Decentralized finance (DeFi) platform Kyber Network has taken significant steps to address the aftermath of a massive security breach in November, with CEO and co-founder Victor Tran at the helm.
Despite the challenges posed by the “Elastic exploit”, KyberSwap’s core business, including the aggregator and limit order functions, remains fully functional, according to the latest statement.
Kyber Network Response To Elastic Exploit
As stated by Tran, Kyber Network is preparing to launch the Zap API, this is expected to enable decentralized applications (dApps), wallets, and other projects to serve as convenient gateways for users to access DeFi liquidity protocols.
Additionally, Kyber Network has made operational changes, including temporary pauses in liquidity protocol initiatives and the KyberAI project, to “ensure a sustainable future”. Tran further stated:
Regrettably, we have also reduced our workforce by 50%. The past few days have been among the most challenging in my journey as an entrepreneur. The decision to part ways with so many of our team members was heart-wrenching. Each individual is not only highly skilled but also deeply committed to advancing DeFi and bringing tangible value to end-users.
Tran also stated that Kyber Network’s response to the Elastic exploit includes the implementation of the KyberSwap Elastic Exploit Treasury Grant Program, aimed at covering up to 100% of users’ losses.
To provide clarity on the situation, Kyber Network has categorized the affected assets and outlined the consequences for each category.
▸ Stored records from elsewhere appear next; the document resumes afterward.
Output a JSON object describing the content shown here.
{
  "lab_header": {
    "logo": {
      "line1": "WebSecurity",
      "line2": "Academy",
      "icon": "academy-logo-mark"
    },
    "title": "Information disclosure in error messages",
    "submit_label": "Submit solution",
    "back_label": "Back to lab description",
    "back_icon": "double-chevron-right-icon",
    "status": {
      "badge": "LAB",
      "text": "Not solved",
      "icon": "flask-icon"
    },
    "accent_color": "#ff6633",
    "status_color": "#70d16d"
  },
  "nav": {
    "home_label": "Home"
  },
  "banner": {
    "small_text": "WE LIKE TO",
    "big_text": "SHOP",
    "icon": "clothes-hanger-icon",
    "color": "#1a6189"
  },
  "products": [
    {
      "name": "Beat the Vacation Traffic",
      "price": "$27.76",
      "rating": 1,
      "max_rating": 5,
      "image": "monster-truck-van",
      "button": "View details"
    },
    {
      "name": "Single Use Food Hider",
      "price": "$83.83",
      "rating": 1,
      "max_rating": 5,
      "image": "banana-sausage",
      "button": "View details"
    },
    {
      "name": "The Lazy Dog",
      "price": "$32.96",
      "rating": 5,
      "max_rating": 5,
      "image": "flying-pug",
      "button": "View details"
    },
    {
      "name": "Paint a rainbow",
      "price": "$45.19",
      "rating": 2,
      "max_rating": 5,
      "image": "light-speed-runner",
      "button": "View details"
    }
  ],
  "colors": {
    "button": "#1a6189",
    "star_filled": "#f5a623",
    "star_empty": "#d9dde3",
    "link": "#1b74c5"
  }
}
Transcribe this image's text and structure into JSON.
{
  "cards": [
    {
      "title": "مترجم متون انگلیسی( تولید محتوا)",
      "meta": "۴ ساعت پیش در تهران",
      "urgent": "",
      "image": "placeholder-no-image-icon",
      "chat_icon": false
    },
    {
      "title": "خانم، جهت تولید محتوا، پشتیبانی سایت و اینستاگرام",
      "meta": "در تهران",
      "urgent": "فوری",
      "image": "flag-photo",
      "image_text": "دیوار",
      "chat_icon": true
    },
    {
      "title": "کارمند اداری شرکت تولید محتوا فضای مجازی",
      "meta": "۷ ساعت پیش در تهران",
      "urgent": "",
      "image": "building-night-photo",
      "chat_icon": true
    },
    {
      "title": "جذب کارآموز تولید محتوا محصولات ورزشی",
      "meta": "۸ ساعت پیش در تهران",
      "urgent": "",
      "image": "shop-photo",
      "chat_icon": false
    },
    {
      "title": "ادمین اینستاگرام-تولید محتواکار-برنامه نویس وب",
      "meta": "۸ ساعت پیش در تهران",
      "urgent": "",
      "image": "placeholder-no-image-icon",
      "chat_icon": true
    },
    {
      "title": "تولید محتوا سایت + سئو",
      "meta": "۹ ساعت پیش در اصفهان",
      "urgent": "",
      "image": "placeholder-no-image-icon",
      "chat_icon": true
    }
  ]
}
Treasury Grants For Victims
According to the network’s blog post, Category 1 comprises affected assets taken from affected pools by the primary exploit, which commenced on November 22, 2023.
This category includes liquidity positions and liquidity provider (LP) fees, with a market value of $48,883,930.66. Notably, the network has stated that these assets have yet to be recovered.
Category 2 consists of affected assets taken from affected pools by subsequent activity, referred to as Category 2 Mimicking Bots (MBA).
These assets, totaling US$172,148.52, were obtained by two mimicking bots that replicated the actions of the primary exploit. Similar to Category 1, these assets have yet to be recovered.
Category 3 includes affected assets that were removed from affected pools by subsequent activity, collectively referred to as Category 3 Mimicking Bots (MBA), along with assets referred to as Category 3 swapped affected assets.
While a portion of the affected assets were partially recovered, a portion of the assets were swapped into Category 3 Swapped affected assets. The market value of the Category 3 Affected Assets is $6,405,483.43, based on the last block before the Category 3 MBA.
Assets falling under Category 4 are currently locked in affected pools due to an “incorrect pool state” resulting from the primary exploit and MBA. The total value of these assets is $24,478.93.
This amount comprises different segments: $9,390.51 attributable to the primary exploit, $15,036.04 attributable to the Category 2 MBA, and $52.38 attributable to the Category 3 MBA.
Lastly, Category 5 represents affected assets that were previously locked in affected pools due to an incorrect pool state resulting from the primary exploit. However, these assets have been successfully recovered from the liquidity pools, with a total value of $706,162.85.
At present, the native token of Kyber, KNC, is trading at $0.732, indicating a marginal decline of 0.3% within the past 24 hours. Nevertheless, over the last fourteen days, the token has demonstrated notable growth, with gains surpassing 7%.